Regardless, biohacking is gaining traction, and with that has come pushback from a variety of places.

Those with chronic illnesses that are managed with wearable technology have taken issue with biohackers that unnecessarily utilize their devices. Continuous glucose monitors (CGMs) provide a good example of how biohacking can affect these populations. CGMs are wearable devices used by diabetics to monitor their blood glucose levels. Due to the inequitable nature of the healthcare system, not every diabetic who needs a CGM can afford one. This can lead to poor patient outcomes, as uncontrolled blood sugar levels can lead to serious health effects over time. Many may turn to so-called “black markets” where people buy, sell, and trade supplies at a fraction of the cost. This is where biohackers complicate the situation. Non-diabetics generally cannot be prescribed a CGM, so they must also use these under-the-table platforms to obtain one, leaving in-need diabetics with fewer options. This same principle applies to other chronic diseases managed with medical technology such as ECG monitors, wearable blood pressure monitors, and biosensors.

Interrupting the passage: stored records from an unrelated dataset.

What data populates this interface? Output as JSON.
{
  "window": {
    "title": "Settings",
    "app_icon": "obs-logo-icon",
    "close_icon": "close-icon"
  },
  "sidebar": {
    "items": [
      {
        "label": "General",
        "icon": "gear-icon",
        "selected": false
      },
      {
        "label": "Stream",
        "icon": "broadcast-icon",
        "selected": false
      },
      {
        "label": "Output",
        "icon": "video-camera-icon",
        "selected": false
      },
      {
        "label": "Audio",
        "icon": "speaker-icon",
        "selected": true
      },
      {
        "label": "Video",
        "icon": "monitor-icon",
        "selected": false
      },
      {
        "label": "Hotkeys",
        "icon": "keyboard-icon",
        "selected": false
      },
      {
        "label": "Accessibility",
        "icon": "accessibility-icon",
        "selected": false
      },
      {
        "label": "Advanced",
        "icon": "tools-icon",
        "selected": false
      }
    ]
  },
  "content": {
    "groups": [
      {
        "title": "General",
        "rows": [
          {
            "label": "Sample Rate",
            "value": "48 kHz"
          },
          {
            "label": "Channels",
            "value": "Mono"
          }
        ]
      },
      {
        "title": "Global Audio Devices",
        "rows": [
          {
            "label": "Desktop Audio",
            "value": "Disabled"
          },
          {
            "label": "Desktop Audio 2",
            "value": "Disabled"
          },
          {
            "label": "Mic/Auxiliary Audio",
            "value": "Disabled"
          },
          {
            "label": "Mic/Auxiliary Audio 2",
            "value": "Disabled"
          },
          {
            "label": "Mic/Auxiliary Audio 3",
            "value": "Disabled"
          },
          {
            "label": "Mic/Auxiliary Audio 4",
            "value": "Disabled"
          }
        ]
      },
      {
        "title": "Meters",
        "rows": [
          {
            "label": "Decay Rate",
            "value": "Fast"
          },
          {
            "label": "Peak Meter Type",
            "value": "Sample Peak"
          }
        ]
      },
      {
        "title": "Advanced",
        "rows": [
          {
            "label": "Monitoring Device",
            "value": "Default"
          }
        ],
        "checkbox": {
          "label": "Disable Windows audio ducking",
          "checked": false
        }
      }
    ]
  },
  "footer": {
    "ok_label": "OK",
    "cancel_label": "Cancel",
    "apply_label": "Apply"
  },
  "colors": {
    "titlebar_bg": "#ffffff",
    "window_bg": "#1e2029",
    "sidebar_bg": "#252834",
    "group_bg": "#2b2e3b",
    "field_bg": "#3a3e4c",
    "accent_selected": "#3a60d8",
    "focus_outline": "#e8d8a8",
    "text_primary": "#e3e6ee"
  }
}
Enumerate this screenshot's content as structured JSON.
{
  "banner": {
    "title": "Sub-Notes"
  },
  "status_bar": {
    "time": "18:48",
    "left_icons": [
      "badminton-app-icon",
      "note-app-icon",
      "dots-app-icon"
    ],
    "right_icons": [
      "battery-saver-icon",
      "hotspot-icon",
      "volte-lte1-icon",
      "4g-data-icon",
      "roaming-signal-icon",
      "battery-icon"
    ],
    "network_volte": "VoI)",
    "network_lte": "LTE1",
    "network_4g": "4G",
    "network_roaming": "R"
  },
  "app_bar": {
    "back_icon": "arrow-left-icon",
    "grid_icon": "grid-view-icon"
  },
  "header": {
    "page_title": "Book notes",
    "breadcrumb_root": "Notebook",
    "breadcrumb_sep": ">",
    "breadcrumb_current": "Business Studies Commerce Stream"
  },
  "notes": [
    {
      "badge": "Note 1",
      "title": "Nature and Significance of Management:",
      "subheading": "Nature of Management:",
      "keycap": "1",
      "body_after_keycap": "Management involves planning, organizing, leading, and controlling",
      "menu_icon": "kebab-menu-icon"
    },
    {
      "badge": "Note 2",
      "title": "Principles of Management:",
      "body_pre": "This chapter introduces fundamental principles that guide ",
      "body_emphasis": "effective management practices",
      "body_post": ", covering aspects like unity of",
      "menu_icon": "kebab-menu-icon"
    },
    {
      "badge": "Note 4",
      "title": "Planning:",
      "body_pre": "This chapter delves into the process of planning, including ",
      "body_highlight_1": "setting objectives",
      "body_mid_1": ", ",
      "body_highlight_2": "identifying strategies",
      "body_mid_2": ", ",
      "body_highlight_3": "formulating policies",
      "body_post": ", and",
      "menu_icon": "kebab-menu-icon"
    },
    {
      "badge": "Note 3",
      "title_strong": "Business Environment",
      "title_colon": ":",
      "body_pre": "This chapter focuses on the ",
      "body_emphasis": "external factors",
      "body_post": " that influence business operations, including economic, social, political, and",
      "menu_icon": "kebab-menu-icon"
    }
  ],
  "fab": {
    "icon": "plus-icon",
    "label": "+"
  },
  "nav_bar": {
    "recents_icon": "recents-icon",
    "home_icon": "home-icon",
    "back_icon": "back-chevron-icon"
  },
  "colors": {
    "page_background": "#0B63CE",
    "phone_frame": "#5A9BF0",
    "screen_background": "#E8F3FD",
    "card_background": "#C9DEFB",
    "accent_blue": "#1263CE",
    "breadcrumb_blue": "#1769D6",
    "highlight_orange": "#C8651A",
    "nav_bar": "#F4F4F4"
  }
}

There has also been political pushback, but with little avail. For example, the FDA released a warning in response to Michael Laufer’s “EpiPencil”, but not much could be done in the area of law because he wasn’t selling a product- he was simply posting online. Even the more explicit forms of biohacking are hard to regulate. The United States does not currently ban genome editing conducted outside of licensed laboratories, giving genetic biohackers a high measure of freedom. Similarly, the FDA does have a degree of control over the substances that they regulate, many of which are used by biohackers. However, this is to regulate in practice; many experiments take place discretely by individuals or small-scale biohacking communities. Another avenue of regulation is patent enforcement, which could be applicable to biohackers who try to produce existing devices or substances for lower cost. Like the other forms of regulation, this is not sufficient to deter biohacking efforts. Patent owners often do not want to endure long and costly legal efforts to inhibit a practice that, in actuality, does not drastically affect their business. For these reasons, regulation has largely been used as a way to promote safe practices rather than to halt biohacking entirely. In fact, many biohacking organizations and communities have made it a point to adhere to their own codes of ethics, which align closely with practices outlined for licensed laboratories (such as those in the Biosafety in Microbiological and Biomedical Laboratories guidance document).


Speaking Plainly:

-Biohacking is the use of technology to improve one’s health and well-being, and can refer to a variety of practices, like injecting or ingesting chemicals, utilizing wearable technology, or making dietary and lifestyle changes.

-People may turn to biohacking for different reasons, including self improvement, self expression, scientific interest, and political protest.

-The trend has garnered pushback from government organizations, the chronic disease community, and the scientific community.

-Because of the inherent lack of regulation that comes with these do-it-yourself procedures, little is known about the safety of biohacking at large, and foregoing medical oversight poses significant risks.